Rupiah dan tekanan suku bunga acuan



JAKARTA. Keputusan Bank Indonesia (BI) memangkas suku bunga acuan menekan rupiah pekan ini. Di pasar spot Jumat (21/10), valuasi rupiah terhadap dollar AS melemah 0,26% ke 13.042 dibanding hari sebelumnya. Sementara dalam sepekan, rupiah terkikis 0,06%.

Mengacu kurs tengah BI, rupiah terkoreksi 0,16% dalam sehari, tapi masih mendulang penguatan 0,20% selama satu pekan.

Putu Agus Pransuamitra, Research and Analyst PT Monex Investindo Futures, mengatakan, spekulasi kenaikan suku bunga bank sentral AS, The Fed yang kian memanas masih membebani nilai tukar rupiah.


Meski tidak didukung oleh sajian data ekonomi AS yang positif, probabilitas kenaikan suku bunga The Fed pada Desember 2016 dari data Fed Fund Futures masih tinggi, yakni 63%.

“Sebenarnya USD sedang mixed, di satu sisi unggul karena harapan pasar akan kenaikan suku bunga masih tinggi, tapi di sisi lain tertekan koreksi akibat data buruk,” kata Putu.

Setelah sajian data inflasi yang mengecewakan di awal pekan, klaim pengangguran mingguan AS pun membengkak dari 247.000 orang jadi 260.000 orang.
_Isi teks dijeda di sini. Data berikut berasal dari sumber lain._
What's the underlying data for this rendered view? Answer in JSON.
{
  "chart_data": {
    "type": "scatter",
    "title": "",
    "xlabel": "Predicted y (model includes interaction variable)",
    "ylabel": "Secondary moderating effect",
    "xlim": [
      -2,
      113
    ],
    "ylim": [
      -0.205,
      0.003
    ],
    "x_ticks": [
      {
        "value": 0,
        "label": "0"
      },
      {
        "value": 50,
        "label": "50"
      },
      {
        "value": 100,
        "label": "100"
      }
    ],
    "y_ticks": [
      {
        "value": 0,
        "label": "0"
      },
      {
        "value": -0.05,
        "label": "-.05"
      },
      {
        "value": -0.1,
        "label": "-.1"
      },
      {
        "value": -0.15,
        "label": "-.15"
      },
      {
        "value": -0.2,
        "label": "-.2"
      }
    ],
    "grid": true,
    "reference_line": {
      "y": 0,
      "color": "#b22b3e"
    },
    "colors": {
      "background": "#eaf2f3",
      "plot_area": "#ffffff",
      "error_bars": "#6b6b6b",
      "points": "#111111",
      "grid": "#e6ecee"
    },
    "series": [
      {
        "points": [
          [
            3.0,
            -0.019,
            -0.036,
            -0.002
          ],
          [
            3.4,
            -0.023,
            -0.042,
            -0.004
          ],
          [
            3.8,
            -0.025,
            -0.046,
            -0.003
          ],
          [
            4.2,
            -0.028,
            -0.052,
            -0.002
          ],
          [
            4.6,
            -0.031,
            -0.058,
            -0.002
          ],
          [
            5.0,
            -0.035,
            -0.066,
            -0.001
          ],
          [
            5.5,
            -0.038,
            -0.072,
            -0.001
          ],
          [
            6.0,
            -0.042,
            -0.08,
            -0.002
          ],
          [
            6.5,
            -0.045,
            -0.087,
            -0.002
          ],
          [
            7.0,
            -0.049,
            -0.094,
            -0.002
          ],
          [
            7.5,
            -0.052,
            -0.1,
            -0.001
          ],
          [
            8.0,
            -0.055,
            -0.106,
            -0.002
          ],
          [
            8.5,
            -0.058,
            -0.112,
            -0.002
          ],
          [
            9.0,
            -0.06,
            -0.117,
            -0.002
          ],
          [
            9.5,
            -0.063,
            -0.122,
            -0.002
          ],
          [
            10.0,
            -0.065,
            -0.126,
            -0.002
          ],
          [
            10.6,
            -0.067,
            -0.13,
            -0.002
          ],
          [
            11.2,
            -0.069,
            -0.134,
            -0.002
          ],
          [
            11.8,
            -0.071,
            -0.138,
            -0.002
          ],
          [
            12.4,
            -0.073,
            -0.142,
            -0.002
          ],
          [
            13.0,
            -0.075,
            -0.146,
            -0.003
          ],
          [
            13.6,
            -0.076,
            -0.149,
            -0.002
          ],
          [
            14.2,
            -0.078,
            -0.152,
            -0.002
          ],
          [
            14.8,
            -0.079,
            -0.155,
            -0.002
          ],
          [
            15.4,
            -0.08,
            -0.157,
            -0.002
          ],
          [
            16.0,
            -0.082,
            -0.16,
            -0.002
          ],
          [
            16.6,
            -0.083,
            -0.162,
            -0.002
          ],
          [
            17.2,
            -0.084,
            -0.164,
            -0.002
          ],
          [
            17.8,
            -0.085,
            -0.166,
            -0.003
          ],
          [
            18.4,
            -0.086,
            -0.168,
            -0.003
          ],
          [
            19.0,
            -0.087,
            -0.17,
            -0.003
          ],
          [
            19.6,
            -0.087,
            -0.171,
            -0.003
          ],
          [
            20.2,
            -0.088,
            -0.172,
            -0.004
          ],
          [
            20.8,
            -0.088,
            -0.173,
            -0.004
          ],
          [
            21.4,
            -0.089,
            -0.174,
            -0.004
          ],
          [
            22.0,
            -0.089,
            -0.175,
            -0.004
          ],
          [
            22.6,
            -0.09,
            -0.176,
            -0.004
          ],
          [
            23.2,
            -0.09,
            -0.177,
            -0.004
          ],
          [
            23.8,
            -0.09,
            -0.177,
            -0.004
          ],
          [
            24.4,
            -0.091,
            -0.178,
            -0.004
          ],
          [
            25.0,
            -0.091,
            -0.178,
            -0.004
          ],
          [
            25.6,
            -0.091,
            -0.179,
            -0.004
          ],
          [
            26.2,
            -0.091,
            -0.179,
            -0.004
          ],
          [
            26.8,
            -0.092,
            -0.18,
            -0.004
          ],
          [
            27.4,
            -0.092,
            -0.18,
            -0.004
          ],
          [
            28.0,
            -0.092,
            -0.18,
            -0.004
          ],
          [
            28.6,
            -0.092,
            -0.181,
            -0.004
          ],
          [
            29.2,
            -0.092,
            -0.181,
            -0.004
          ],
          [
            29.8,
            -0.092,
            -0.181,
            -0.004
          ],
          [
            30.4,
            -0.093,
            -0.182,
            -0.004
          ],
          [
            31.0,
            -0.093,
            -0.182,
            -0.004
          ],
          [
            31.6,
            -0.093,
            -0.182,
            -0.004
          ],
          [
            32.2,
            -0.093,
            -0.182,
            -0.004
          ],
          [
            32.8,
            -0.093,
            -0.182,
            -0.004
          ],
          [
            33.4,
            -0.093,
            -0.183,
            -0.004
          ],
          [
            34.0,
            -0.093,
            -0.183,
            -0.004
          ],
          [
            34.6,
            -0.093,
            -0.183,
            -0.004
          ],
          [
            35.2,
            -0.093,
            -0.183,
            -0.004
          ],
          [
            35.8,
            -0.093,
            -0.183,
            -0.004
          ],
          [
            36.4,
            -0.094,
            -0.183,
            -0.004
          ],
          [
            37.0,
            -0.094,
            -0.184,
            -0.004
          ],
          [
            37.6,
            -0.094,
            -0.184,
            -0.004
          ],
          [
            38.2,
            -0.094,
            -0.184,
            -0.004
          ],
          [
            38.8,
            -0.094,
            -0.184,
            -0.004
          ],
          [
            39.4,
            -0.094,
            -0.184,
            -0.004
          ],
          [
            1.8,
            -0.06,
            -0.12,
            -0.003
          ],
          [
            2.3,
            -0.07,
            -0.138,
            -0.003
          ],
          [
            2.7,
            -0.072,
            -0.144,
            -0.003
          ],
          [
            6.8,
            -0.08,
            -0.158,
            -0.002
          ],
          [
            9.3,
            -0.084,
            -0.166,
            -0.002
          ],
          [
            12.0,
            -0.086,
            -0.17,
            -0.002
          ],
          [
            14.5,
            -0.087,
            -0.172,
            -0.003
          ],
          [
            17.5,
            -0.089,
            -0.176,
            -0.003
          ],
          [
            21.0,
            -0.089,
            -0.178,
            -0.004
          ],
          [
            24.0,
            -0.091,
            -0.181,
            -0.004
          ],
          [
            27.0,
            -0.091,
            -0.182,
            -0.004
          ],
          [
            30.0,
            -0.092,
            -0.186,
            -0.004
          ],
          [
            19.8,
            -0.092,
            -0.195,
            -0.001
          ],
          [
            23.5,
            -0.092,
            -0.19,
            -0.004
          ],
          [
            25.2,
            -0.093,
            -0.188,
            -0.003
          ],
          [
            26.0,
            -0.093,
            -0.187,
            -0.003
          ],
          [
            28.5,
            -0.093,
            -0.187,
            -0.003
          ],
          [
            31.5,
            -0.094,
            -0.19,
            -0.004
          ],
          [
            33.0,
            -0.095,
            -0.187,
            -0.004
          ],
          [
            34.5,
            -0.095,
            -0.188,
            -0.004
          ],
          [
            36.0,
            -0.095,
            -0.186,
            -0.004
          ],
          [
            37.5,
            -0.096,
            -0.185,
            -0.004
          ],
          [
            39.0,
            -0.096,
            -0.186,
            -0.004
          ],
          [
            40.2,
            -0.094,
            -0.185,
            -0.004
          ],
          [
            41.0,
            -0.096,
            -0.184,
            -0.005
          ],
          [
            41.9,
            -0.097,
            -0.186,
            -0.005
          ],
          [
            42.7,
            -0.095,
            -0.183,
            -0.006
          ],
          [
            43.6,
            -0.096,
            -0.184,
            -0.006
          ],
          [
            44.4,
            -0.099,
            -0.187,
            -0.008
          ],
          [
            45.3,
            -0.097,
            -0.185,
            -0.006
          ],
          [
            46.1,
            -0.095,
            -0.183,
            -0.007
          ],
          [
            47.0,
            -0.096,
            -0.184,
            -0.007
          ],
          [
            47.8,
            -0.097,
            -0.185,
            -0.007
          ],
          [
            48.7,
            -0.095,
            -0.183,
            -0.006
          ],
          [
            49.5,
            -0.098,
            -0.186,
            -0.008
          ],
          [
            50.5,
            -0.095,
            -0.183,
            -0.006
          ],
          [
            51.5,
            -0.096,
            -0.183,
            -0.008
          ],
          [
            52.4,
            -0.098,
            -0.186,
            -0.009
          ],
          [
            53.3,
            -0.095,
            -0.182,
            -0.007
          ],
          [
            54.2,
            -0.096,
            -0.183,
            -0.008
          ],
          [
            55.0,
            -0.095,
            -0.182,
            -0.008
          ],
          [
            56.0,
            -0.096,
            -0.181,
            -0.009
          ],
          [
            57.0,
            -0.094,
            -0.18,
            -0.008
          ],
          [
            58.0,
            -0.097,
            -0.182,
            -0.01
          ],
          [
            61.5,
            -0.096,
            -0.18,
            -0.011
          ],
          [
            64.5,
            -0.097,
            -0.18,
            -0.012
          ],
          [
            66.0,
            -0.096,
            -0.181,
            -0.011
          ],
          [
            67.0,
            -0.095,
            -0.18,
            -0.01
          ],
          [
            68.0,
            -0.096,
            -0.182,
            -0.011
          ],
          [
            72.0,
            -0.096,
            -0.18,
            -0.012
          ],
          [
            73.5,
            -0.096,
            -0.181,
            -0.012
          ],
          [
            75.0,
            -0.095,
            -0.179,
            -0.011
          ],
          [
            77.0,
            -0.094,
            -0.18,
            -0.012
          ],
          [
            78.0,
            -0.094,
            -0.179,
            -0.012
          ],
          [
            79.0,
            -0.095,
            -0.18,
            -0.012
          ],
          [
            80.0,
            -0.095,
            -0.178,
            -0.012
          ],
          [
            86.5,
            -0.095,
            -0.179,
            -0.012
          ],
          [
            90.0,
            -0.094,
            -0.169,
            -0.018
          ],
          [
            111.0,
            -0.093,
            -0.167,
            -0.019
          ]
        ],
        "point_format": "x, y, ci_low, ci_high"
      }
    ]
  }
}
Menurut Josua Pardede, Ekonom Bank Permata, tekanan bagi rupiah baru terasa signifikan setelah suku bunga acuan BI 7-day repo rate kembali digunting, Kamis (20/10), jadi 4,75%. Sebab, pelaku pasar berharap suku bunga acuan tetap dipertahankan.

“Imbasnya untuk jangka pendek, pelaku pasar lebih memilih memindahkan dananya ke aset dengan suku bunga lebih menarik,” ujar dia.

Josua memproyeksikan, pekan depan rupiah masih akan bergerak dalam rentang sempit cenderung melemah. Penyebabnya, perhatian pasar yang tinggi terhadap data ekonomi AS dan pernyataan pejabat The Fed. Ia memperkirakan rupiah bergerak di kisaran 12.975–13.100. Putu menduga rupiah pekan depan di 12.940–13.120.